Karl Pillemer of Cornell University interviewed nearly 1500 people age 70 to 100+ for his book “30 Lessons for Living: Tried and True Advice from the Wisest Americans.” What did they have to say about long, happy relationships?
Here’s the “refrigerator list” of lessons for successful married life:
1. Marry someone a lot like you. Similarity in core values and background is the key to a happy marriage. And forget about changing someone after marriage.
2. Friendship is as important as romantic love. Heart-thumping passion has to undergo a metamorphosis in lifelong relationships. Marry someone for whom you feel deep friendship as well as love.

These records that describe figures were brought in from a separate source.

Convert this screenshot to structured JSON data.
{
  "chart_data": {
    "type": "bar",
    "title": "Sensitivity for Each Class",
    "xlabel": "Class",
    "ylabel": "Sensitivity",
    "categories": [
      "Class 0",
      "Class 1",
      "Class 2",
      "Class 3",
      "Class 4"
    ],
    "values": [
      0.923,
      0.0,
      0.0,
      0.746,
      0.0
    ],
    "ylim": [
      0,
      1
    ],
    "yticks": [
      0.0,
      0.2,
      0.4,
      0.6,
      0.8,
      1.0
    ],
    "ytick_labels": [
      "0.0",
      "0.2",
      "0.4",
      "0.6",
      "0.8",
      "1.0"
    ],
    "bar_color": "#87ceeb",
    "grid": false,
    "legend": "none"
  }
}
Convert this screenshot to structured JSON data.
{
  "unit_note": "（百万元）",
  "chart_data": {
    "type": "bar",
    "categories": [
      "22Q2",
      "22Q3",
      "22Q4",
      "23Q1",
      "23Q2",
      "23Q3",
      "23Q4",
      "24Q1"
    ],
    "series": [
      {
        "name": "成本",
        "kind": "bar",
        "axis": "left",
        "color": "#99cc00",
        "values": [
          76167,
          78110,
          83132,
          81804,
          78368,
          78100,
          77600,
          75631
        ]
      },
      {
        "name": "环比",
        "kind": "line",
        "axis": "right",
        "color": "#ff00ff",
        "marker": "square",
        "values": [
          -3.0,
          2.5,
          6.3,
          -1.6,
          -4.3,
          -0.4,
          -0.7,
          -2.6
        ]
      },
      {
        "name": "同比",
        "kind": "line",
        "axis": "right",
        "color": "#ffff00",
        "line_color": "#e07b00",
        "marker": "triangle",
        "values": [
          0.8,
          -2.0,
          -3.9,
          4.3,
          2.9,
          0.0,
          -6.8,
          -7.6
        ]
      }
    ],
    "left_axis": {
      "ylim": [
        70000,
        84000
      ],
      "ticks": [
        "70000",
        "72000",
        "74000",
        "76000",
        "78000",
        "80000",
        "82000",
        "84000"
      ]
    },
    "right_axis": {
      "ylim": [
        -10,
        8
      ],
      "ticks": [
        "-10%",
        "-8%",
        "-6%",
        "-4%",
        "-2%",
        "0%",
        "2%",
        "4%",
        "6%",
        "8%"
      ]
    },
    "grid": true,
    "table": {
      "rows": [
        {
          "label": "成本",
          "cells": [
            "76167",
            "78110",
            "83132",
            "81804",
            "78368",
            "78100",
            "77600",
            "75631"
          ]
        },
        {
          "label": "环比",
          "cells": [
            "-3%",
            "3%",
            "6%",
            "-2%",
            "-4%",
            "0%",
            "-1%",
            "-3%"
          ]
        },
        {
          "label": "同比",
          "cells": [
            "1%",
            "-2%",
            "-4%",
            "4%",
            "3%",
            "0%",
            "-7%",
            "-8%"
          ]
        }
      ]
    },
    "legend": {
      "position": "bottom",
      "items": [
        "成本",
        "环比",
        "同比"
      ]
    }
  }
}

3. Don’t keep score. Don’t take the attitude that marriage must always be a fifty-fifty proposition; you can’t get out exactly what you put in. The key to success is having both partners try to give more than they get out of the relationship.
4. Talk to each other. Marriage to the strong, silent type can be deadly to a relationship. Long-term married partners are talkers (at least to one another, and about things that count).
5. Don’t just commit to your partner— commit to marriage itself. Make a commitment to the idea of marriage and take it seriously. There are enormous benefits to seeing the marriage as bigger than the immediate needs of each partner.
And what single piece of advice was given more than any other? Don’t go to bed angry.
…if there was one ubiquitous recommendation about marriage it was this: “Don’t go to bed angry.”
Why might this be so powerful?
The experts are telling us something profound: namely, most things that couples disagree upon aren’t worth more than a day’s combat…The old know this lesson, but the young must take it seriously too. Wilma Yager, seventy-five, opened up my understanding when she said:
NEVER GO TO BED without saying “I love you.” I don’t care if you have to grind your teeth and say, “I love you.” But you do it. You’ve got to do it. You never know what’s going to happen during the night.
“You never know what’s going to happen during the night.” That statement is something elders know in their hearts, and we should too. The night, when we are unconscious, is an uncertain time; who knows what will happen? The joy that many of the experts express on waking in the morning next to a partner of decades is the flip side of this insight. Each additional day together is a gift. The end of the day means the end of hostilities, the recognition that the underlying shared values and commitment to the relationship trump the need for one last dig or self-righteous justification. Because the end of the day could, of course, be the end.